Low normalization rates. Full UFC normalization occurred in only 15-26% of patients in the phase 3 trial. While partial cortisol reduction has clinical value, this means most patients do not achieve complete biochemical control with pasireotide alone.
Hyperglycemia limits use. The 73% rate of hyperglycemia-related events means most patients require additional glucose-lowering medication, adding complexity and cost to treatment.
No head-to-head comparisons. There are no randomized trials comparing pasireotide directly against osilodrostat, levoketoconazole, or cabergoline. Treatment selection currently relies on clinical judgment, side effect profiles, and individual patient factors rather than comparative efficacy data. This gap is particularly notable given that osilodrostat has shown higher UFC normalization rates in its own phase 3 trial, though direct comparison with different patient populations is unreliable.

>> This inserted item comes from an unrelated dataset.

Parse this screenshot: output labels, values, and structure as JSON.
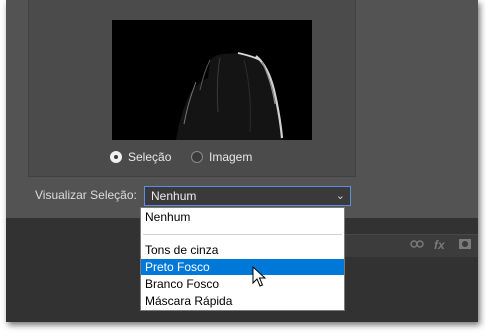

Limited tumor shrinkage data. While pasireotide has antiproliferative effects in vitro, data on tumor volume reduction in human Cushing's disease trials is limited. For acromegaly, the data on somatostatin analog effects on tumor size is more extensive.
The Bottom Line
Pasireotide is the first and only pituitary-targeted drug approved for Cushing's disease. Its multi-receptor somatostatin binding profile, particularly its 40-fold higher affinity for SSTR5 compared to octreotide, allows it to suppress ACTH secretion from corticotroph adenomas that older somatostatin analogs cannot reach. The tradeoff is a 73% rate of hyperglycemia driven by SSTR5-mediated insulin suppression. Full cortisol normalization occurs in 15-26% of patients, with clinically meaningful partial reductions in many more. GLP-1 receptor agonists have emerged as the most mechanistically appropriate treatment for the hyperglycemia it causes.